Following in the footsteps of legendary author Gabriel García Márquez, James Rice takes us on a literary tour of Colombia .
Gabriel García Márquez, the acclaimed Colombian novelist who died in April 2014, never considered his stories as magical as others supposed. Amused that he was always praised for his inventiveness, he once said: “The truth is that there’s not a single line in all my work that does not have a basis in reality…the problem is that Caribbean reality resembles the wildest imagination.”
Could there be a better advert for his homeland? The Colombian Ministry of Tourism doesn’t think so: it’s adopted “Colombia, Magical Realism” as the slogan for its promotion abroad, borrowing from the literary style attributed to Márquez. And in the wake of his death, more and more readers captivated by his fiction will be heading to Colombia, once off-limits to all but the most adventurous of travellers but now proud to show its magic again. So where best to go, if you’re looking to understand the man whom many considered to be the greatest writer of his age, and his works?
Many of Márquez’s stories (including One Hundred Years of Solitude, for which he won the Nobel Prize) are set in the fictional town of Macondo , a hamlet that rises to prosperity through its banana plantations and then declines into a desolate, ghost town crippled by nostalgia and melancholy. Aracataca, where Márquez spent his early childhood, was the model for Macondo; his acknowledgment is quoted in a mural outside the town that states: “I returned one day and discovered that in between reality and nostalgia was the raw material of my work”.
Located around 80km south of Santa Marta in Colombia's northern parts, Aracataca doesn’t yet offer much for the visitor, although the house where Márquez was born and raised by his grandparents is now a simple museum with excerpts from his books, and you can visit the school he attended, the train station that bought in the banana workers, and a statue of Remedios the Beauty (a character from One Hundred Years of Solitude).

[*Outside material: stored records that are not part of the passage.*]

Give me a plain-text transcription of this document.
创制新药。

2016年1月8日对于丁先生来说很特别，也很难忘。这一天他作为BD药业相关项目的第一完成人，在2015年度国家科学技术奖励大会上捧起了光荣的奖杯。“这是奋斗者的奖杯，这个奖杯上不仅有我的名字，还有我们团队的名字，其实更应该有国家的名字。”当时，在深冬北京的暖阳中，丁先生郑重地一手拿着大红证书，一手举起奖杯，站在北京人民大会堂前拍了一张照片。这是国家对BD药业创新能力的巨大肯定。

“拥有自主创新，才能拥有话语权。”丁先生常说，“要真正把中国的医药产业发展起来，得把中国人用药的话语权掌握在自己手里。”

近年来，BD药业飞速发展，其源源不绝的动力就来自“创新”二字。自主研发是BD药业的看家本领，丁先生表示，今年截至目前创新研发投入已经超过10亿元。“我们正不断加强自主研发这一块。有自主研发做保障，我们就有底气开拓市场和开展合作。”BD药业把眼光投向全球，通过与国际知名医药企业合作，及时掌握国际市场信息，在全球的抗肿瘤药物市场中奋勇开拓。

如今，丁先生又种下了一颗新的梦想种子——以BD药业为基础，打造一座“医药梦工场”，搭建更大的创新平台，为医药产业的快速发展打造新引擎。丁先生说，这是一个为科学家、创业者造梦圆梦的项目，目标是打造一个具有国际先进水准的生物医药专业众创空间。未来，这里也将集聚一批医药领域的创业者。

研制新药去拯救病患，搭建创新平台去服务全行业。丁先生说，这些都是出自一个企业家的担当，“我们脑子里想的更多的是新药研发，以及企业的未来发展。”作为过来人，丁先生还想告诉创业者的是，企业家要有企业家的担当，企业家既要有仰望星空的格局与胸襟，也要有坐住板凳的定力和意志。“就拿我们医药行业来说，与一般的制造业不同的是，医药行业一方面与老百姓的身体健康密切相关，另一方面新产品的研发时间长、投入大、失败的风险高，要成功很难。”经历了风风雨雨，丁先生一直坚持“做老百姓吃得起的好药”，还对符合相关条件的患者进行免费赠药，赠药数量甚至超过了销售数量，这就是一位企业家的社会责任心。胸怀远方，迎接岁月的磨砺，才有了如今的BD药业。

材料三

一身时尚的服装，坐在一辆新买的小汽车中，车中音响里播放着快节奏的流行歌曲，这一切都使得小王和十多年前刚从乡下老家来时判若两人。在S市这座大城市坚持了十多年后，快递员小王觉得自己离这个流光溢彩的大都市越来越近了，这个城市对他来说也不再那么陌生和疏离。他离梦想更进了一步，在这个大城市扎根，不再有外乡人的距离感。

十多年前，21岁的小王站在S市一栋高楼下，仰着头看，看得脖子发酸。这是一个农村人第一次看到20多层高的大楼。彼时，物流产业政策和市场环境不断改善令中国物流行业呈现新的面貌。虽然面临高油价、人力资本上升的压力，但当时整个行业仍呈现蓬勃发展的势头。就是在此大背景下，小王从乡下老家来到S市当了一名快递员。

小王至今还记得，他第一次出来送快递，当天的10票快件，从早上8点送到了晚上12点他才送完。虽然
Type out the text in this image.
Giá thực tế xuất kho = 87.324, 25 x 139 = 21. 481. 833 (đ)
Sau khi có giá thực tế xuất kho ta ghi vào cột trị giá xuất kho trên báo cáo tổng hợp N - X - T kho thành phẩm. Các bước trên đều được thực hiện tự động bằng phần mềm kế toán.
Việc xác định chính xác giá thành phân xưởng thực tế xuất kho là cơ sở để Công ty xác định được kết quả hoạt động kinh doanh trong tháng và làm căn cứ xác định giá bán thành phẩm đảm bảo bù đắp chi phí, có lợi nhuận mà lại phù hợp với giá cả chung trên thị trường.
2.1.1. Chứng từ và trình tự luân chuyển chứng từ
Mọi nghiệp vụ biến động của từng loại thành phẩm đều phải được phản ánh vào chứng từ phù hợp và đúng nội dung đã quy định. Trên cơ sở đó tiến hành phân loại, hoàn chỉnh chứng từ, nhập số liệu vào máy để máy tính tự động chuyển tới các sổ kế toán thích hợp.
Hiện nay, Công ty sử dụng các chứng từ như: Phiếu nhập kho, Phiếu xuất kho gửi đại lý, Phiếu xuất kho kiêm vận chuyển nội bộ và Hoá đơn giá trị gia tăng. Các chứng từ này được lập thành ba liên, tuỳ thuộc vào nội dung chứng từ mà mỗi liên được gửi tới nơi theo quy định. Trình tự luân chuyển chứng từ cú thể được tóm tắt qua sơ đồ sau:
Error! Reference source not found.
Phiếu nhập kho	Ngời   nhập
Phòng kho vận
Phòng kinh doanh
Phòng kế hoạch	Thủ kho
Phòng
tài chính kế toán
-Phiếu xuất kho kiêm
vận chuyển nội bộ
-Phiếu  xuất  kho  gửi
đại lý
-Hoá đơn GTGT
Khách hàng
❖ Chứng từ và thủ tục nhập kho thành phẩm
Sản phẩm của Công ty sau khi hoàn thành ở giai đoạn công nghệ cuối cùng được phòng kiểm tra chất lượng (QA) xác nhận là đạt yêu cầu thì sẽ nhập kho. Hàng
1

It’s fair to say that Márquez did not fall in love with Bogotá at first sight, when he arrived there aged 14 after receiving a scholarship. Describing that moment in his autobiography, he wrote: “[it] was a remote, lugubrious city where an insomniac rain had been falling since the beginning of the sixteenth century…not a single consolatory woman could be seen.” Still, he managed to complete a few years of law study at the university there, and it was in Bogotá that his first stories were published in the newspaper El Espectador.
Aside from visiting the National University where Márquez studied, the main point of interest is the Centro Cultural Gabriel García Márquez, a space in La Candelaria district dedicated to reading, art and culture. Close by is a large mural with an illustrated timeline of Márquez’s life.
As a student, Márquez fled from the political riots in Bogotá in 1948 and arrived in Cartagena , destitute. He slept in a park and was promptly arrested for violating curfew. Not the best introduction to a city, perhaps, though Márquez was later to reflect that his landlady’s first words to him (“You’ll see, in Cartagena everything’s different”) would always ring true.
And so it is for many visitors to this picturesque colonial city on the Caribbean coast, whose colourful history is tied up with gold, piracy and the Spanish Inquisition. Cartagena is the setting for several Márquez novels, most notably Love in the Time of Cholera. For those who want to see the real-life equivalents of places Márquez recast, the Route of García Márquez Tour (three hours) takes in almost 40 sites linked to scenes from his novels, or there’s an excellent self-guided audio tour.
In 1950, Márquez left Cartagena for nearby Barranquilla, where he lived above a brothel and became a regular member of the Barranquilla Group of writers and journalists in the city. They would often meet in bar called La Cueva, which is still going strong. You could also visit the Caribbean Museum, which has a room recreated to resemble Márquez’s office when he was a journalist here working for El Heraldo.
Mompox , more than any other town in Colombia, evokes the sleepy, peaceful and dream-like atmosphere of the port towns that Márquez would pass on the River Magdalena when he travelled by boat from the Caribbean coast to Bogotá. The town is also one of the settings for The General in his Labyrinth, which tells of the last days of South American liberator Símon Bólivar.
Mompox is certainly not easy to get to – from Barranquilla, it’s at least six hours by bus, colectivo (minibus) and water taxi – but the arduous journey keeps visitor numbers down and preserves its untouched, backwater appeal. Soaking up the atmosphere is the thing to do here, though do stay at (or at least visit) La Casa Amarilla, whose owners know much about the town’s history and its associations with Márquez.